In their returns-first approach, financial advisors use a number of ways to allocate your portfolio. Perhaps the most common is the risk tolerance quiz, which conveniently aligns with the securities law suitability requirement. Your self-assessed feelings about “risk” and losing money are matched up with conservative, moderate, and aggressive allocations. Behavioral finance suggests this is unreliable, that us our feelings about risk are fickle and change with the news and the market’s direction. It’s more about your current appetite for risk than it is about safely allocating your savings.
Some use rules of the thumb based on age, such as age-in-bonds, to create a “glide path” for equities as you come in for a landing. This is the approach of target-date funds now popular in 401(k) plans. Still others have allocation theories based on investing horizon or dynamic strategies like momentum, which is driven by changing investor confidence. The issue with all of these approaches is that market risk is the same every day—your time horizon doesn’t change the risk.
These rules of the thumb and allocation formulas are generalized and arbitrary, and are often little more than justifications for getting you into the financial products the advisor is selling. They do not address the specifics of your personal financial status and goals.
How do you know how much you should risk and how much you should protect to cover your lifestyle?
The answer lies on your household balance sheet. Your balance sheet provides the basis for a logical way to manage your savings and investing based on the simple math of your personal finances and your progress towards your goals in the financial lifecycle.
As you enter the pre-retirement red zone, your plan should evaluate your fundedness—the ratio of your savings to your expected annual expenses—to determine whether you are under-funded, constrained, or well-funded. The options and approaches for using your savings to best maintain your lifestyle vary considerably along the scale from under-funded to well-funded. Without an understanding of your fundedness, you might be persuaded by an advisor with a returns-first approach to make a poor choice in the markets that puts your lifestyle at risk.
Beyond fundedness, your balance sheet will show your income floor—the amount of savings you need to cover all expected expenses throughout retirement not covered by Social Security plus pensions. When you know your floor, you also know your upside—the amount of your savings above the floor that you can risk in the market for growth without jeopardizing your standard of living. This gives you the fundamental knowledge about your financial health that you need as the basis for investment allocations rather than vague feelings about risk and loss or arbitrary measures based on your age or investment theory.

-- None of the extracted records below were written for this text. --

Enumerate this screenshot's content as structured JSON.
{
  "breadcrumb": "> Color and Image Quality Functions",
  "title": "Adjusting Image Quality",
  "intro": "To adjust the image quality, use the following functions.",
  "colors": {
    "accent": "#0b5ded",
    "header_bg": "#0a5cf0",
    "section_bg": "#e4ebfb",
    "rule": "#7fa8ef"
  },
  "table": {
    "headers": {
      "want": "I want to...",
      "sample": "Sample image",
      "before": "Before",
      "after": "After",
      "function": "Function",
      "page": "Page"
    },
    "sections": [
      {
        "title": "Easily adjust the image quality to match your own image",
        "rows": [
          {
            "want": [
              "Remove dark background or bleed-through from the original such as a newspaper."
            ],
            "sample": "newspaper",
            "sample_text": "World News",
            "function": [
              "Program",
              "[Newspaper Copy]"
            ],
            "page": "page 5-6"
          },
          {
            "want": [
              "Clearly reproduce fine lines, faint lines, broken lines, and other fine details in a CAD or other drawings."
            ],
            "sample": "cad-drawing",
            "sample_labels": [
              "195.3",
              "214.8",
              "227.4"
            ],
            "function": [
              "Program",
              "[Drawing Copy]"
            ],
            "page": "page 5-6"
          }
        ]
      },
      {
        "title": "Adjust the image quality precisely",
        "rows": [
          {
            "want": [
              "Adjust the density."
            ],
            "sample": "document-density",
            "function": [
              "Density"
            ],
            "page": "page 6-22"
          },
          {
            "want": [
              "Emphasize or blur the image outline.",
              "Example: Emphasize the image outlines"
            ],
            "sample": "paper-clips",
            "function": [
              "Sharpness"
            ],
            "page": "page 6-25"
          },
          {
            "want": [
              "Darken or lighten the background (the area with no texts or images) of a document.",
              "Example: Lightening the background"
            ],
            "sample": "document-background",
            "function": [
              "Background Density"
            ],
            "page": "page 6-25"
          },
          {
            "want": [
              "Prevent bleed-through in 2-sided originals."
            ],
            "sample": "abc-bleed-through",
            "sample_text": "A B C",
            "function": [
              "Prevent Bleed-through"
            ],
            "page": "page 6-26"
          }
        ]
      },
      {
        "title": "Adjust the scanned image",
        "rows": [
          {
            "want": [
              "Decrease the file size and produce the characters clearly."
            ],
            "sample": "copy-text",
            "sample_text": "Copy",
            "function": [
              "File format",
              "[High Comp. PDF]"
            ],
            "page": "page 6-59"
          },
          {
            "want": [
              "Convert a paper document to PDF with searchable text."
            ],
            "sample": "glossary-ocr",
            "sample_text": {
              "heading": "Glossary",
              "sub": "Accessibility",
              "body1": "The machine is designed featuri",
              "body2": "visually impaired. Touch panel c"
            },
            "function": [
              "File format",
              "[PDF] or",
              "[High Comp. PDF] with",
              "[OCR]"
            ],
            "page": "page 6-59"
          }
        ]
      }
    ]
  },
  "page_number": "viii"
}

The more well-funded you are, the more risk you can afford to take. The specific amount depends on your balance sheet, the ratio of the present value of your assets and liabilities, or in simpler language, your income floor and upside. Your balance sheet provides that information, not 6 or 10 questions about how you feel about losing money (Answer: Badly!).
Your plan should also review your specific household risk exposures, which include deep risks like inflation and deflation, taxes and regulatory risks, and risks of chance and household shocks, your longevity risk, household special situations, and behavioral risks like overspending, and not just the market risk which is the main focus of most investment-oriented financial advisors who follow returns-first methods.
The end result of your plan is the allocation of your financial capital to upside/floor/longevity/reserves as the crystallization of your household risk management plan. From your U/F/L/R allocation, you can determine the allocation to stocks, bonds, longevity investments, and cash that will see you securely through retirement and to your legacy goals. If you have limited or no upside, this may mean no exposure to stocks at all, while still securely covering your lifestyle goals.
Put the horse properly in front of the cart. Make a goals-based financial plan first, understand your fundedness, your balance sheet and your U/F/L/R allocation, and then consider how investing and market returns best fit into your plan.